Viernes 20 de junio 2025

Gestos y palabras

Redacción 23/04/2025 - 00.39.hs

Un Papa habla. Escribe y habla. La mayor parte del tiempo. Las crónicas periodísticas comienzan diciendo: “el Papa afirmó…”, “el Papa dijo…”, “el Papa expresó…”, “el Papa condenó…”. Y allí está el website del Vaticano facilitándonos ese universo documentario inacabable , que nos habla de una diversidad de modos en la comunicación papal. Irónicamente, solía decir el teólogo argentino Lucio Gera que sólo los funcionarios vaticanos podían distinguir la diferencia entre una encíclica, una carta apostólica o una exhortación.

 

Sí. Un Papa habla y escribe. Y Francisco no fue la excepción. Su magisterio fue prolífico. En volumen y en problemáticas abordadas. Pero más que por sus palabras, Francisco será recordado por sus gestos y sus decisiones.

 

Pocos meses después de asumir, Francisco fue a la isla de Lampedusa, símbolo de la muerte de tantas y tantos que intentan cruzar el Mediterráneo en busca de una vida mejor; espacio de transición ya no entre dos continentes sino entre dos mundos, el de la abundancia y el consumo y el de la sed, el hambre y la muerte.

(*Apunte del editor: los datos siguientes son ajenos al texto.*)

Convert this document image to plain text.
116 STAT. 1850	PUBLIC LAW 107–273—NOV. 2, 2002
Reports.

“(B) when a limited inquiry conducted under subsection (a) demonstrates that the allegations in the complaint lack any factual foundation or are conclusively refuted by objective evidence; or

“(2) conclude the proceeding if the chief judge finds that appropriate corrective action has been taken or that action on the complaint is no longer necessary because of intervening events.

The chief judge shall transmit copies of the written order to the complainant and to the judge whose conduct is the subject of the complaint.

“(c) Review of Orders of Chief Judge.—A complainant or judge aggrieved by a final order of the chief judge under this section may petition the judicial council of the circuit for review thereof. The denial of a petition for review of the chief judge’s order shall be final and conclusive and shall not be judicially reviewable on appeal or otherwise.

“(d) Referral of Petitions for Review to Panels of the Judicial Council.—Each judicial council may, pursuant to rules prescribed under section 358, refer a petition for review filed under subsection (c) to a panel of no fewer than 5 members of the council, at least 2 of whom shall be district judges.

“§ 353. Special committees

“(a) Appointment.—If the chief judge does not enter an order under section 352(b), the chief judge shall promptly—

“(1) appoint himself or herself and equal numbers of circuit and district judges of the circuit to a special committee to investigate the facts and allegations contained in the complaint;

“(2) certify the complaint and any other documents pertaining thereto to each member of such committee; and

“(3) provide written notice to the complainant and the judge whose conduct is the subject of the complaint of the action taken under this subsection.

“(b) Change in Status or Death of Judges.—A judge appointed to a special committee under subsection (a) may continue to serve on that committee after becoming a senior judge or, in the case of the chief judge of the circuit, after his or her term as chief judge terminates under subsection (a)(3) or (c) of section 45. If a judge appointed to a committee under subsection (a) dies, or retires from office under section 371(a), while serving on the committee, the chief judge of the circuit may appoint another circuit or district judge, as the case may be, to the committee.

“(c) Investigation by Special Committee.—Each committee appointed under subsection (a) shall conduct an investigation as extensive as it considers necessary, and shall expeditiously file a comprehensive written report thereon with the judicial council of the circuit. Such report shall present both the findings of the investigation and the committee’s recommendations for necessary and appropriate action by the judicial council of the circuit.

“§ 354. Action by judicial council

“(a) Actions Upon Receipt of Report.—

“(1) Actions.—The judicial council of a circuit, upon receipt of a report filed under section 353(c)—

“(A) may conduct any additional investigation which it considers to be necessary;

Y allí, en Lampedusa, Francisco dijo: “¿Quién ha llorado por la muerte de estos hermanos y hermanas? ¿Quién ha llorado por esas personas que iban en la barca? ¿Por las madres jóvenes que llevaban a sus hijos? ¿Por estos hombres que deseaban algo para mantener a sus propias familias? Somos una sociedad que ha olvidado la experiencia de llorar, de ‘sufrir con’: ¡la globalización de la indiferencia nos ha quitado la capacidad de llorar!”

 

Y Francisco habló de llorar. No esgrimió argumentos teóricos ni abundó en disquisiciones académicas. Habló del llanto de los que sufren y de la indiferencia de quienes se olvidaron de sus hermanas y hermanos. Muchos, casi todos, olvidarán lo que dijo. Pero no que estuvo allí.

 

Un par de años después, en uno de sus viajes a América Latina, Francisco participó del Segundo Encuentro Mundial de Movimientos Populares que se celebró en Santa Cruz de la Sierra, Bolivia. Es decir: un Papa aceptó la localía de otros jugadores, por fuera de protocolos y pruritos ideológicos. Y arriesgó su palabra junto a la de otras y otros, provenientes de distintos universos culturales e ideológicos. Y no calló: “¿Reconocemos, en serio, que las cosas no andan bien en un mundo donde hay tantos campesinos sin tierra, tantas familias sin techo, tantos trabajadores sin derechos, tantas personas heridas en su dignidad? ¿Reconocemos que las cosas no andan bien cuando estallan tantas guerras sin sentido y la violencia fratricida se adueña hasta de nuestros barrios? ¿Reconocemos que las cosas no andan bien cuando el suelo, el agua, el aire y todos los seres de la creación están bajo permanente amenaza? Entonces, si reconocemos esto, digámoslo sin miedo: necesitamos y queremos un cambio.”

 

Y en nombre de ese cambio, propuso las tres grandes tareas a las que se enfrentan quienes quieren cambiar el mundo: “La primera es poner la economía al servicio de los pueblos. La segunda es unir nuestros pueblos en el camino de la paz y la justicia. Y la tercera, tal vez la más importante que debemos asumir hoy, es defender la madre tierra”.

 

Y en un mundo donde los líderes en boga se dedican a negar el cambio global y climático, Francisco hizo del cuidado del planeta una de sus preocupaciones centrales, al punto de dedicarle uno de sus principales documentos, la encíclica Laudato si’: hermanarse con la tierra. No desde un ecologismo ingenuo sino desde la mirada crítica a un mundo que avanza hacia una cada vez mayor inequidad en el acceso a los recursos vitales.

 

Se fue Francisco, el argentino obispo de Roma que antepuso el “nosotros” al “yo” que hoy parece dominar los corazones. Que expresó el caminar de tantas comunidades cristianas de América Latina y el Tercer Mundo, castigadas en los papados anteriores. Y que cantó, desde su propia voz y su raíz cristiana, aquello que la Negra Sosa cantaba hace ya tiempo en la Cantata Sudamericana: “Que no es cosa de salvarse cuando hay otros que jamás se han de salvar”. (Por Oscar Campana, escritor y profesor de Teología).